Agenda 26/05/2013 às 22:58

Não faz sentido a alegação de submissão do Poder Constituinte Originário ao direito adquirido precedente, pois, com o rompimento da ordem jurídica anterior, os direitos que decorriam deste não mais existem.

É cediço que o Poder Constituinte Originário é um poder fático que rompe as ordens jurídica e política precedentes através da elaboração de uma nova Constituição e, por tal característica, como muito bem afirmado por Michel Temer[1], ele cria um novo Estado, senão no aspecto histórico-geográfico, no seu aspecto político-jurídico. A sua titularidade, conforme aponta a doutrina moderna[2], pertence ao povo[3].

O pensamento em torno da existência desse poder político que institui uma nova ordem constitucional adveio de Emmanuel Sieyès, o abade de Chartres, no ensaio Que é o terceiro Estado?, segundo o qual, na lição profícua de Luiz Alberto David Araújo e Vidal Serrano Nunes Júnior[4] “posicionou a Constituição como documento criador do Estado e, por via de consequência, ponto inaugural do sistema jurídico. Destarte, o poder que cria a Constituição não encontra limites de qualquer espécie (...)”.

Diante das assertivas acima apontadas, podemos listar como características de referido Poder a inicialidade, a ilimitação, incondicionalidade e a força legitimadora do êxito.

A inicialidade do Poder Constituinte Originário relaciona-se com a sua característica principal, isto é, fender o sistema jurídico anterior e instituir um novo, sem nenhuma limitação ou condicionante para a sua consecução. Por isso, que a doutrina afirma ainda ser o mesmo ilimitado e incondicionado.
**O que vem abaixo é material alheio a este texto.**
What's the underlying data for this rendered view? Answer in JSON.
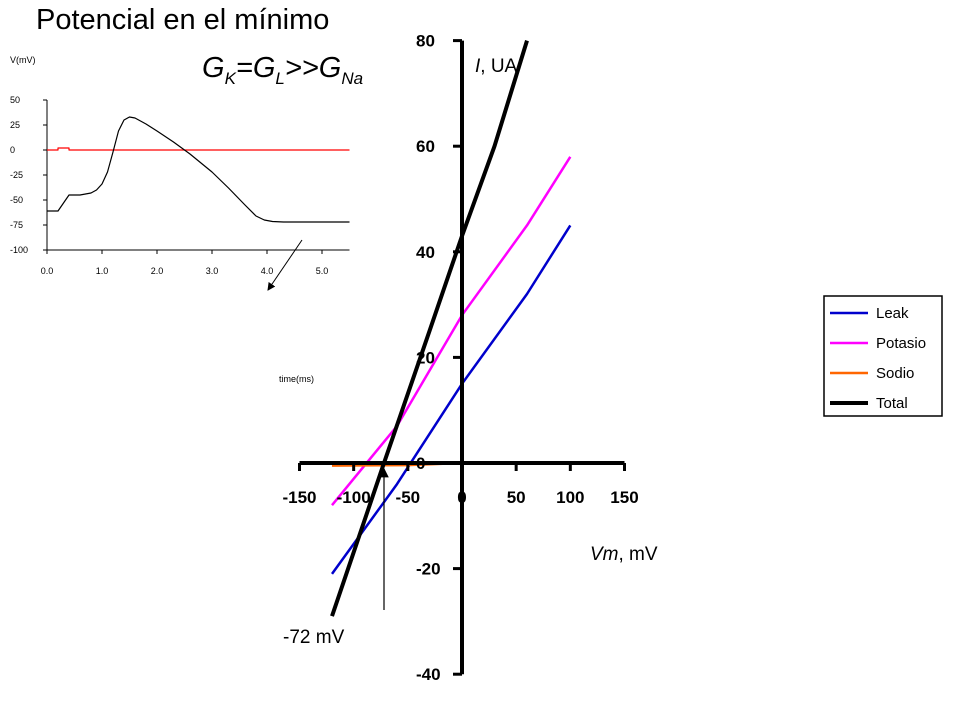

A ilimitação se caracteriza por não estar esse Poder vinculado a nenhum direito pré-existente, nem ao direito que instituirá. Repita-se, mesmo que em exagero, que se trata de um poder político que inicia uma ordem jurídica[5].

Já sua incondicionalidade se mostra na forma de sua manifestação que não está submetida a nenhum processo legislativo anterior. Isto, nas palavras insofismáveis de Canotilho[6], quer dizer que “o poder constituinte não está subordinado a qualquer regra de forma ou de fundo”.

Ressalte-se, por oportuno, que para os jusnaturalistas esta autonomia do Poder Constituinte Originário não é absoluta, pois na elaboração da nova ordem jurídica seria imprescindível que se respeitasse as normas do direito natural. É de se sopesar nesta corrente doutrinária que, sendo o direito natural abstrato, não existe uma vinculação concreta a ser seguida na elaboração da Constituição, pois “do ponto de vista de um ordenamento jurídico, os chamados direitos naturais não são propriamente direitos: são apenas exigências que buscam validade a fim de se tornarem eventualmente direitos num novo ordenamento normativo, caracterizado por um diferente modo de produção das normas” [7].

Entretanto, conquanto seja ilimitado e incondicionado quanto a qualquer ordem anterior vigente, a doutrina moderna vê a necessidade do Poder Constituinte Originário guardar relação com o eixo axiológico da sociedade, no momento da elaboração da Constituição[8], de modo que estará inevitavelmente limitado à força legitimadora do êxito. 

Do exposto, restam evidente e repetitivo que com a nova Constituição há a instituição de um novo ordenamento jurídico e, por via de consequência, do direito que dele decorre.

Neste contexto, torna-se sem conteúdo a alegação de submissão do Poder Constituinte Originário ao direito adquirido precedente, pois, com o rompimento da ordem jurídica anterior, os direitos que decorriam deste não mais existem. A propósito, ainda que de modo prescindível, o artigo 17 dos Atos das Disposições Constitucionais Transitórias[9] explicitou esta assertiva relativamente à percepção de remuneração, vantagens de todas as ordens e aposentadorias dos agentes públicos que ultrapassassem os limites traçados pela nova ordem constitucional.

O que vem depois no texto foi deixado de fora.